The ‘Journal’ reported that, at times, the CBS backline looked to be on the verge of collapse.
However, thanks to the “heroic work” of, yes, you’ve guessed it, the younger J. O’Neill - “whose catching and long kicking was a feature of the game” - the Park Lodge score remained at just two points.
A further goal from CBS substitute G. McCarron finished the game as a contest and the Rice Cup was on its way back to Derry.
The first of many successes for the two O’Neills who, within a matter of years, were scaling the heights of their chosen careers.
The older O’Neill - who was goalkeeper in the victorious Rice Cup side - founded The Undertones in 1975 and wrote the majority of the band’s hits.
Undertones songs written by John O’Neill include the singles “Teenage Kicks”, “Jimmy Jimmy”, “Here Comes The Summer”, “Wednesday Week” and “You’ve Got My Number”.

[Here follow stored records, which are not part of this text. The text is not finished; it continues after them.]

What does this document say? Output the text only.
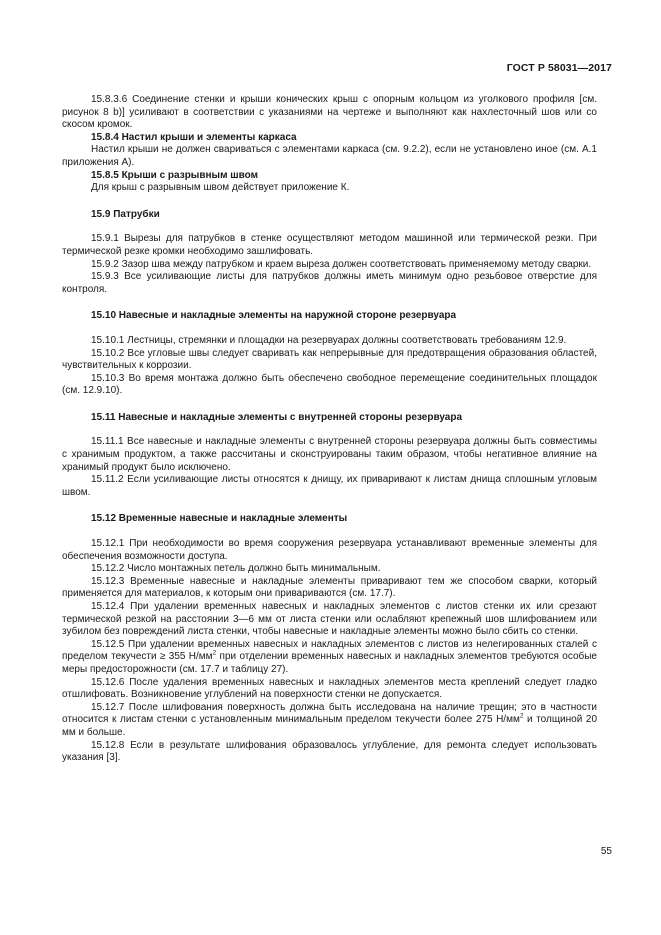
ГОСТ Р 58031—2017

15.8.3.6 Соединение стенки и крыши конических крыш с опорным кольцом из уголкового профиля [см. рисунок 8 b)] усиливают в соответствии с указаниями на чертеже и выполняют как нахлесточный шов или со скосом кромок.

15.8.4 Настил крыши и элементы каркаса

Настил крыши не должен свариваться с элементами каркаса (см. 9.2.2), если не установлено иное (см. А.1 приложения А).

15.8.5 Крыши с разрывным швом

Для крыш с разрывным швом действует приложение К.

15.9 Патрубки

15.9.1 Вырезы для патрубков в стенке осуществляют методом машинной или термической резки. При термической резке кромки необходимо зашлифовать.

15.9.2 Зазор шва между патрубком и краем выреза должен соответствовать применяемому методу сварки.

15.9.3 Все усиливающие листы для патрубков должны иметь минимум одно резьбовое отверстие для контроля.

15.10 Навесные и накладные элементы на наружной стороне резервуара

15.10.1 Лестницы, стремянки и площадки на резервуарах должны соответствовать требованиям 12.9.

15.10.2 Все угловые швы следует сваривать как непрерывные для предотвращения образования областей, чувствительных к коррозии.

15.10.3 Во время монтажа должно быть обеспечено свободное перемещение соединительных площадок (см. 12.9.10).

15.11 Навесные и накладные элементы с внутренней стороны резервуара

15.11.1 Все навесные и накладные элементы с внутренней стороны резервуара должны быть совместимы с хранимым продуктом, а также рассчитаны и сконструированы таким образом, чтобы негативное влияние на хранимый продукт было исключено.

15.11.2 Если усиливающие листы относятся к днищу, их приваривают к листам днища сплошным угловым швом.

15.12 Временные навесные и накладные элементы

15.12.1 При необходимости во время сооружения резервуара устанавливают временные элементы для обеспечения возможности доступа.

15.12.2 Число монтажных петель должно быть минимальным.

15.12.3 Временные навесные и накладные элементы приваривают тем же способом сварки, который применяется для материалов, к которым они привариваются (см. 17.7).

15.12.4 При удалении временных навесных и накладных элементов с листов стенки их или срезают термической резкой на расстоянии 3—6 мм от листа стенки или ослабляют крепежный шов шлифованием или зубилом без повреждений листа стенки, чтобы навесные и накладные элементы можно было сбить со стенки.

15.12.5 При удалении временных навесных и накладных элементов с листов из нелегированных сталей с пределом текучести ≥ 355 $Н/мм^2$ при отделении временных навесных и накладных элементов требуются особые меры предосторожности (см. 17.7 и таблицу 27).

15.12.6 После удаления временных навесных и накладных элементов места креплений следует гладко отшлифовать. Возникновение углублений на поверхности стенки не допускается.

15.12.7 После шлифования поверхность должна быть исследована на наличие трещин; это в частности относится к листам стенки с установленным минимальным пределом текучести более 275 $Н/мм^2$ и толщиной 20 мм и больше.

15.12.8 Если в результате шлифования образовалось углубление, для ремонта следует использовать указания [3].

55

After releasing four albums and thirteen singles, The Undertones disbanded in 1983 with John and younger brother, Damian, forming That Petrol Emotion, a critically acclaimed band who disbanded in 1994.
The Undertones reformed in November 1999 with a new frontman and continue to tour.
The other John O’Neill played for Northern Ireland in the World Cup tournaments of 1982 and 1986. He eventually won 39 caps for NI, his last against Brazil in the 1986 finals in Mexico.
At club level, O’Neill played for Leicester City, QPR and Norwich City in the 1970s and 80s. His career was cut short by injury.
After his playing career ended, O’Neill had a spell managing Finn Harps in the League of Ireland and was, for a period, a member of the board of Derry City FC.
He can now be heard commentating on Northern Ireland international games on BBC Radio Ulster.
Not bad, eh, for a couple of local boys.